What does the mantra mean? Samir says that according to Sri Brahmananda Sarasvati it means “the eternal vibration of awareness.” Swartz adds “when we navigate the different translations and commentaries written by a variety of authors we capture an essence; a simplified definition is “OM is the Name and Form of G-d.

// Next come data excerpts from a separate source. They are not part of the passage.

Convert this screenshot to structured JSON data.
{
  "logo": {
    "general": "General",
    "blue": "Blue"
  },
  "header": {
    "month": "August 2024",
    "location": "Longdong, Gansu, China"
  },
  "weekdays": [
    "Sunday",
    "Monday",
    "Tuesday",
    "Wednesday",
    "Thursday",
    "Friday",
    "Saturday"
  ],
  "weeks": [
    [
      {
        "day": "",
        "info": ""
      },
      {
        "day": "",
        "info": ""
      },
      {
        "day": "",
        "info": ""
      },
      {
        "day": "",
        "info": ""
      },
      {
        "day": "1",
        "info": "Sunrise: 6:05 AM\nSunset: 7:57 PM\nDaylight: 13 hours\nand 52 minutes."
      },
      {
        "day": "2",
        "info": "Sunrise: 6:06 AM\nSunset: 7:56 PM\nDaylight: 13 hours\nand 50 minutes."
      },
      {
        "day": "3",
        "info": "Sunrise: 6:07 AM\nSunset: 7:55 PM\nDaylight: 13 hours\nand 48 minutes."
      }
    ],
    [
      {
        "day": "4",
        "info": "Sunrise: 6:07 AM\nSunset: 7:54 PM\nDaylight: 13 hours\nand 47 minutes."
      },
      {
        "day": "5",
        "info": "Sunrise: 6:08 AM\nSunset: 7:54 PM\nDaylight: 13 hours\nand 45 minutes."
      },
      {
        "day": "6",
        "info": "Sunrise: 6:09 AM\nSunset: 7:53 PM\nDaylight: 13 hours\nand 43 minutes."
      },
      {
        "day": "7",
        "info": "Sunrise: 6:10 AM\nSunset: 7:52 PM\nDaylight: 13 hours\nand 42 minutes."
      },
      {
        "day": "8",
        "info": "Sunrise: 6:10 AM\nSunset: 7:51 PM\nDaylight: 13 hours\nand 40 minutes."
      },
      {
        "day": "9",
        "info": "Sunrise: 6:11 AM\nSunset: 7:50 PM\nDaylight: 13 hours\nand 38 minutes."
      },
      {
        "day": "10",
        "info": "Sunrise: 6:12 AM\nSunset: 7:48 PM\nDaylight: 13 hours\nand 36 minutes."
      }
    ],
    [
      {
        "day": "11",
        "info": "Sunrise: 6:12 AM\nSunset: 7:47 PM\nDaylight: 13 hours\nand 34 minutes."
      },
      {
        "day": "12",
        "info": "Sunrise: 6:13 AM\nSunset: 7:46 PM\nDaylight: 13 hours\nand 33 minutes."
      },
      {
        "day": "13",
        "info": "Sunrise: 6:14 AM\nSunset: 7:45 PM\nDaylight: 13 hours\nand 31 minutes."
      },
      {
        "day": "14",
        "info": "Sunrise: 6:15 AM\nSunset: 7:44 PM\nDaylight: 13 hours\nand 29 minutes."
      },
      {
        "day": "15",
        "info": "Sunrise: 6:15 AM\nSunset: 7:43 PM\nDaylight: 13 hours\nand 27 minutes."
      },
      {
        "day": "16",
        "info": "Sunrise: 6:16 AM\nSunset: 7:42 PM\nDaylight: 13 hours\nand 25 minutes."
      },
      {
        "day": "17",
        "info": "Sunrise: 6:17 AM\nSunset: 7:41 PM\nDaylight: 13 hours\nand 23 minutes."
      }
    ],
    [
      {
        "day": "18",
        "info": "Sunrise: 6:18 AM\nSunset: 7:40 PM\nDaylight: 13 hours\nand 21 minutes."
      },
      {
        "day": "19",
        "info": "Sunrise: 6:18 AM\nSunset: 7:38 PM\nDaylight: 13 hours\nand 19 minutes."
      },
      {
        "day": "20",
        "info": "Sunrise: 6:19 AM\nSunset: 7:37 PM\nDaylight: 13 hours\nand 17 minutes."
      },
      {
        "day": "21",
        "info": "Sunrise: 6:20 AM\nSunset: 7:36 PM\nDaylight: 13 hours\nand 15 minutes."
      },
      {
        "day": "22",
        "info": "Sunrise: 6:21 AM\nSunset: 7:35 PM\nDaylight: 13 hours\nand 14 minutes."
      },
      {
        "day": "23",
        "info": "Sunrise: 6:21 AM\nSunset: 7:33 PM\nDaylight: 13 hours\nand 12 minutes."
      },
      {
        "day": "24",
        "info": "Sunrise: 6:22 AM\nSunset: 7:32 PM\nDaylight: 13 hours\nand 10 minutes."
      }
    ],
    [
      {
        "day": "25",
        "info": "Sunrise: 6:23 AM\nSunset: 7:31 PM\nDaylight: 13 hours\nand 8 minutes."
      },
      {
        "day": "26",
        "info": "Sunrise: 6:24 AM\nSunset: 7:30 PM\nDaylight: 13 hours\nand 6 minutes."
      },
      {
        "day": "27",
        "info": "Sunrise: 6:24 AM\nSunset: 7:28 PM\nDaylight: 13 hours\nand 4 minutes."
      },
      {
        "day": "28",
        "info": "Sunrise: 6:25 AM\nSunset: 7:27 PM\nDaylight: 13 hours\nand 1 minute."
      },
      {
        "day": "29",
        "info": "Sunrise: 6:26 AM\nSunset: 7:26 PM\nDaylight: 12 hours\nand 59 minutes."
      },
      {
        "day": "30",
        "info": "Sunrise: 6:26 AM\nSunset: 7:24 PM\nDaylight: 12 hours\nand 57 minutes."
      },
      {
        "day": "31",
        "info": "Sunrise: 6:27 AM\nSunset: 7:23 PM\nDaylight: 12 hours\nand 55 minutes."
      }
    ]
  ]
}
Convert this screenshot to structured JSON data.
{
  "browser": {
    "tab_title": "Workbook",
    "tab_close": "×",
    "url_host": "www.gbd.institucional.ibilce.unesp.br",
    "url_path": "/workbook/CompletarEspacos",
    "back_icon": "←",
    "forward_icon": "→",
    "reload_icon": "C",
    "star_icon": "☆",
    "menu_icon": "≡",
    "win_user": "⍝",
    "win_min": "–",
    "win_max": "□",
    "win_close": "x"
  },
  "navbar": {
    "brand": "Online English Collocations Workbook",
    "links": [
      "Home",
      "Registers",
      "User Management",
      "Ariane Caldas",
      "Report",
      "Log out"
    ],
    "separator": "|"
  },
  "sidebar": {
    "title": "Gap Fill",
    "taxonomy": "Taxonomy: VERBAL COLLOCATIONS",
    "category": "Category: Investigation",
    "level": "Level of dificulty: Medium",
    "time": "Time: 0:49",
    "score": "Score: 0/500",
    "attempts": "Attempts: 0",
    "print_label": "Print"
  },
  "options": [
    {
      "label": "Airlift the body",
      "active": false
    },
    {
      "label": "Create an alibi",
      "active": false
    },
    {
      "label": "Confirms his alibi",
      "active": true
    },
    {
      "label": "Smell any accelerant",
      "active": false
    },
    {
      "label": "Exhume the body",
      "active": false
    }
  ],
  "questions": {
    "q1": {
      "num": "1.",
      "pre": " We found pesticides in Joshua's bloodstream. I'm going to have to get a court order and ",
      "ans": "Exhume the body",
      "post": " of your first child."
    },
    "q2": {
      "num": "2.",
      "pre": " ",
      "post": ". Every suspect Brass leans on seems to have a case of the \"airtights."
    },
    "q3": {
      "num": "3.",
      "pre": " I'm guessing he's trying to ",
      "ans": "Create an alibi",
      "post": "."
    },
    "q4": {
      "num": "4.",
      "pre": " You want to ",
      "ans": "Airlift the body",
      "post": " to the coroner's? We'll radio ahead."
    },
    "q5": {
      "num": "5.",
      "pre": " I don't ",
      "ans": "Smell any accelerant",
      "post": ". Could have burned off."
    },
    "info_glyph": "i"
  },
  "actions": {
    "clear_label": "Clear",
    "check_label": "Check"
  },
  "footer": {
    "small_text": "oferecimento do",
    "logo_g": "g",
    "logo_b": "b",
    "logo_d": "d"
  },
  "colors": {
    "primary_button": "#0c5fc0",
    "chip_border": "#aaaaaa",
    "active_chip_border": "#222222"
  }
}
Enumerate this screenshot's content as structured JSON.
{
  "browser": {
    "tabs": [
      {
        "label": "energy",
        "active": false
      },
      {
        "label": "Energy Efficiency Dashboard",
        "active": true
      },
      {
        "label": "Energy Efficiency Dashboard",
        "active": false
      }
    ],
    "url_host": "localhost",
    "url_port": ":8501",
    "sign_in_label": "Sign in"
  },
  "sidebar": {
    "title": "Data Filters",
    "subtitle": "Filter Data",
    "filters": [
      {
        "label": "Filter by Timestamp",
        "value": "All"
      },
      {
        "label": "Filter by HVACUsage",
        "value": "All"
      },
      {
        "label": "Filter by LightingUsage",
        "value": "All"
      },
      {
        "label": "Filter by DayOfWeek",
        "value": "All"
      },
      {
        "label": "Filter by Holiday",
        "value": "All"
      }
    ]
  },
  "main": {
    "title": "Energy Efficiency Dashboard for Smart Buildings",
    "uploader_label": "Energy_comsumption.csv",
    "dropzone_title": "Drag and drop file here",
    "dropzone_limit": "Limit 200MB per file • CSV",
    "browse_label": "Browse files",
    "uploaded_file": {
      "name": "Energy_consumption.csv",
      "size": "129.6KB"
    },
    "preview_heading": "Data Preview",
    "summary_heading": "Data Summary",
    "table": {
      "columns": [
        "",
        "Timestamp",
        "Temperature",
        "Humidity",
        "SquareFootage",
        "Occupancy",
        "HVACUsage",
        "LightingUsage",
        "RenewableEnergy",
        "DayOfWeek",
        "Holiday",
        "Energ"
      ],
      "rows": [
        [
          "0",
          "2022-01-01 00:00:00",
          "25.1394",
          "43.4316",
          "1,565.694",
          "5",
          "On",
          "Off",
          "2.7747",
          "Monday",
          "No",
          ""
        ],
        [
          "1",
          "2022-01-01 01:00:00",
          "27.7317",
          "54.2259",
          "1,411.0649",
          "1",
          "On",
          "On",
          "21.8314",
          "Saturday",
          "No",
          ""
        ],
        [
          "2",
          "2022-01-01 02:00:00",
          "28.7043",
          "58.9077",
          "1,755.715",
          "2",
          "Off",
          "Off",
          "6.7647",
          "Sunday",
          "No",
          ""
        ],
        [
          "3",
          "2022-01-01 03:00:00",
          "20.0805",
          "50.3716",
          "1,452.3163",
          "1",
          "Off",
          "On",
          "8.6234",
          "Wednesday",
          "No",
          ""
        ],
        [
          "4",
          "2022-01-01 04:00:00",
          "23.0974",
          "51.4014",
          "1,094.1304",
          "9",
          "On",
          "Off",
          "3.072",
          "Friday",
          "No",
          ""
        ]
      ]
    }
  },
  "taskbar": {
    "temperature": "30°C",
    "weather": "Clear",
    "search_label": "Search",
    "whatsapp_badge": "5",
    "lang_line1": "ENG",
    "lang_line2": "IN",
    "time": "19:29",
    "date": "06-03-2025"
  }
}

If you heard no other noises, like cars, air conditioners, planes flying overhead, others speaking…all you would hear is OM, the vibration or heartbeat of the Universe.”

 

Why do we do it first thing?  "We chant it in the beginning of class because adoration of the Supreme should be done first” says Prem Sadasivananda. “It attunes the mind to the Supreme Consciousness and allows the vibrations and therefore distractions to be merged in the substratum of everything.”

 

Chanting OM, he continues, “makes all the cells in the body feel its healing energy and it prepares the mind for practice.”

 

“OM is a sound that uplifts and unites, and that is why we chant it at the beginning and end of class,” says Samir. “It is a tangible, experiential way to connect to the sacred, to our highest selves, beyond words and thoughts.”

 

 

Swartz says, “I know that the practice of chanting OM, often, feels great, AWESOME and beyond words. It focuses my personal practice and helps me deepen my practice and focus on whatever I am doing in any moment of the day.”

 

The word OM, adds the Mandukya Upanishad “is beyond the senses and is the end of evolution. It is non-duality and love.”

 

Powerful stuff contained in the seed of one syllable.